Each presenter’s video ‘paper’ can be viewed below – the video immediately below is the conference discussion
Andy Visser (University of West London)
This presentation focuses on the conference theme of ‘Methodology and practice’ and will outline a novel, Methodological approach to my practice research in haptics (touch) within virtual audio and music production environments. Contemporary music production can be viewed as sitting at the intersection of aesthetic composition and technical production processes. As haptic implementation in virtual audio and music production environments is primarily situated within a technical field, a positivist epistemological stance could be applied to this research. Such research is also founded on externally fixed scientific laws. However, given that the research encompasses both aesthetic and technical domains and current thinking in this arena has shifted towards a post-positivist approach, a more nuanced ‘mixed’ Methodological approach needs to be considered. Such a Methodology might incorporate elements of a post-positivist, objective, epistemological paradigm predicated on an ontological scientific stance, in tandem with facets of a more interpretive process fully encompassing such issues as the aesthetics of reflexive music creation and production, human complexity and ethics within its bounds. It is clear, from the literature, that there is a significant level of confusion and overlap, within research communities, concerning the true definition of a mixed Methodological approach. Academic literature searches return multiple articles conflating or confusing the terms ‘method’ and ‘Methodology’. Reasons for the misuse, or lack of use, of a true mixed Methodological approach in research appear to be two-fold. First, the process is difficult, blending two apparently diametrically opposed, epistemological positions within a single framework. The second is that there is scant definition, within the literature, of what mixed Methodology research is. This video presentation will attempt to define the key term ‘mixed Methodology’, through a combination of slide presentation and discussion, while clearly outlining the differences between Methodology and methods, as applied to my practice research.
James Redelinghuys (University of York)
This paper considers the possibilities of what might be expressed in the relationship between practice and research. In particular, that if we are to situate ourselves as practitioners in historical relationship to the styles of other practitioners, or ourselves as researchers in historical relationship to our own practice, then we must contend with the differential semiotic relationship between these styles. Questions of aesthetic relationships, that is where we are distanced from an already constructed past, are flawed in their proposition in that they ignore where the signification of these practices is only meaningful once undone or even contradicted by future practice. Thus, the central question of a methodology of practice-based research becomes not how our research and writing might accurately reflect or affirm our practice but: how might our research deny such revelation, reiterating our practice only within a structure of denying final signification?
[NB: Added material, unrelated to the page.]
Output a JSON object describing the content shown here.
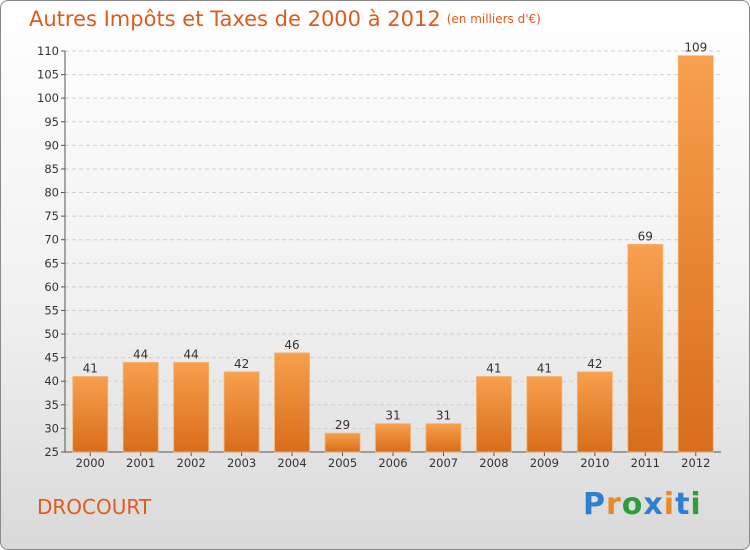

In this way, any research methodology of practice is always in truth meta-methodology of practice as the production of non-meaning and research as performative practice.
This theoretical critique is presented alongside an auto-ethnography of my recent PhD experience; that the explicit and tacit expectations of practice-based research in the academy (indeed, any institution) hobble one’s being-in-the-world; that a desire for a reproduction of the neo-liberal politics of today’s university is incompatible with the differential structures in which practice-based research truly dwells. Ultimately, this paper is founded in and gestures towards an anti-disciplinary, anti-humanist mode of practice-based research; that “reflective” or “representational” methods are ethically insufficient in the twenty-first century. Certainly, while a rigorous analysis of one’s practice is desirable, such rigour cannot be conflated with a desire for clarity. Rather, it must dwell in the queer mists of non-clarity and the very silence we inhabit which is deformed into music.
Scott Mclaughlin (University of Leeds)
Researchers are institutionally bound by REF/AHRC demands that rigour be demonstrated in our work and funding applications, but does rigour look the same for us as for other disciplines? The reports by Bulley & Şahin (Research England, 2021) situate practice research as somewhat apart from ‘other research forms [that] prefer a defined, cleaner ground, a narrower area of technical rigour’, due to our tendency to embrace messy complexity and our ‘key methods’ of ‘first-hand [reports] of experience, intuition, iteration and trial and error’. (p. 12)
This presentation discusses two aspects of rigour. (1) the macro-level perspective of rigour as relating more to research context than methodological purity. Building on the model of research as an ‘articulation of what the work is contributing to the area’ (Corby, in Bulley & Şahin p. 6), I posit rigour as the extent to which the topic area is (or can be) mapped in the effort to articulate how a given research project adds to that knowledge area; ‘shifting the needle’. (2) the meso/micro-level concept of rigour in the communication of research insights to maximise clarity, access, and discoverability. This is wrapped-up in the first point, since rigorous distillation of insights emerges hand-in-hand with rigorous contextual positioning.